2.5

10K 809 271
                                        

"N'aber?"

Bakışlarımı yanımda dikilen alfaya çevirdiğim sırada bir koruma misali iki yanıma oturmuş olan Namjoon ve Yoongi ayaklandı. Bu yüzden hemen dikkatimi yarış pistinde çevirdim yeniden.

Jungkook gruptaki mesajlar dışında da onlara bir şeyler demiş olmalıydı ki beni koruma işini çok ciddiye alıyorlardı. Ben onlar kadar takılmıyordum doğrusu. Bana laf atan herhangi bir kişiye cevap vermediğim sürece bir şey olmaz diye düşünüyordum. Yine de yabancı olduğum bu ortamda önlem almakta fayda vardı tabii.

Çoktan motorlarına binmiş olan yarışmacılar gaza basarak sesler çıkarırken çıkan her sesle izleyicilerin çığlıkları birbirine karışıyordu. Oldukça yakından izliyorduk. O kadar ki, Jungkook'a seslenirsem beni duymak ihtimali vardı.

Onları yönlendirmek için elinde küçük bir tabancayla piste ilerleyen omegayı gördüm.

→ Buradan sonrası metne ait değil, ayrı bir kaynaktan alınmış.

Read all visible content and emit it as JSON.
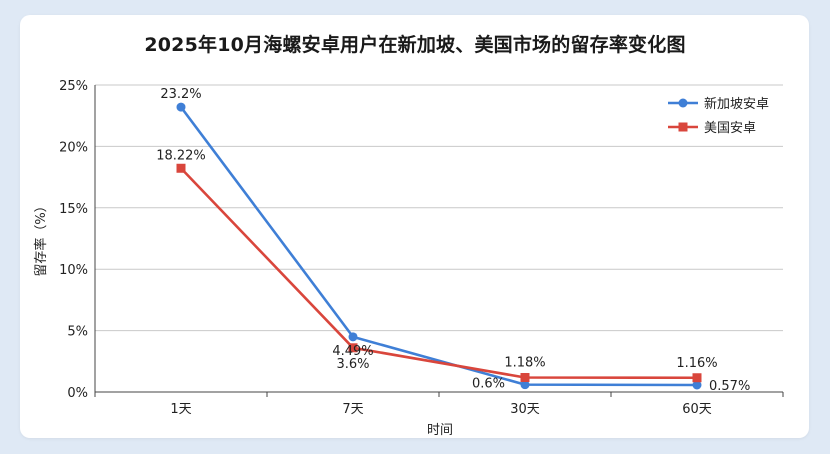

Kot bir şort ve beyaz bir crop giymişti, kırmızı saçları bukleler halindeydi ve o kadar güzeldi ki... Kıskançlıktan ölecek gibi hissettim.

Acaba sarılırken yeterince koku bırakabilmiş miydim?

Tabancanın ateş edilmesiyle yarış başladığında aynı anda esen rüzgarla saçlarım dağıldı. Buraya gelirken ne giydiğime hiç dikkat etmemiştim. Gri bir eşofman ve beyaz bir tişört giyiyordum. Odaklandığım şey babama fark ettirmeden kaçabilmekti daha çok.

Neyse ki şimdi buradaydım ve son hızla yarışan ruh eşimi izleyebiliyordum.

Ellerimi yanaklarıma koyarak yerinden çıkacak gibi atan kalbimi dinlemeyi bıraktım. Yoongi'nin yanında oturan Jimin uzanıp elimi tuttuğunda bir anlığına ona bakıp gülümsemeye zorladım kendimi. İtiraf etmek gerekirse endişe etmeden duramıyordum.

Buradaki kimse sakin, sessiz insanlar gibi görünmüyordu ve dahası, diğer yarışçılar da neredeyse Jungkook kadar iri insanlardı. Bir kavga çıkması ihtimalinde burayı nasıl savaş alanına çevireceklerini düşünmemek elde değildi.

Sunucu yarışmacılar hakkında bilgiler verirken Jungkook'un ikinci sırada yer aldığını söyledi. Ne zaman önümüzden geçseler alfa kısa bir anlığına kafasını çevirip doğrudan bizim bulunduğumuz yere bakıyordu kontrol etmek ister gibi.

Ayağımı sallayarak son tur için önümüzden geçişlerine odaklandım. Birinciyle aralarında neredeyse santimler vardı. O kadar hızlı gidiyorlardı ki neredeyse takip edemeyecektim onları.

Arkamızdan gelen tezahürat sesleri, ıslıklar ve çığlıklar birbirine karışıyor, bitiş çizgisine yaklaştıkları her saniye gerginliğim artıyordu.

Herkesle beraber ben de ayağa kalktım. Son virajda Jungkook o kadar hızlı bir hamle yaptı ki araya fark koyarak öne geçti. Sevinçle kollarımı kaldırdım ve "Kookie~" diye bağırdım.

Bitiş cizgisinden geçtiği an herkes büyük bir coşkuyla bağırmaya başladı. Ben de onlara eşlik ettim. Motorundan inen Jungkook kaskını çıkardığında tıpkı Hoseok'un dediği gibi terli saçları dağıldı. Onları parmaklarıyla geriye doğru yönlendirirken nefesimin kesildiğini hissettim. Bir yerlerim sızladı ve o yerler hiç de hoş yerler değildi.

Onun için tezahürat yapanlara el sallayıp teşekkür edişini izledim. Arkasında kalmış olan diğer yarışmacılar ona nefretle bakıyordu.

"Üst üste dördüncü yıl! Bu yıl da Jeon Jungkook şampiyon!"

Gülümseyerek tam önümüzde duran alfayı izledim. Tehlikeli dahi olsa başardığı her şey için gurur duyuyordum onunla. Tutkularının peşinden gitmeyi seviyordu. Çok çalışmak onun için hiç sorun değildi ve gerçekten sevdiği bir iş için yapmayacağı şey de yoktu.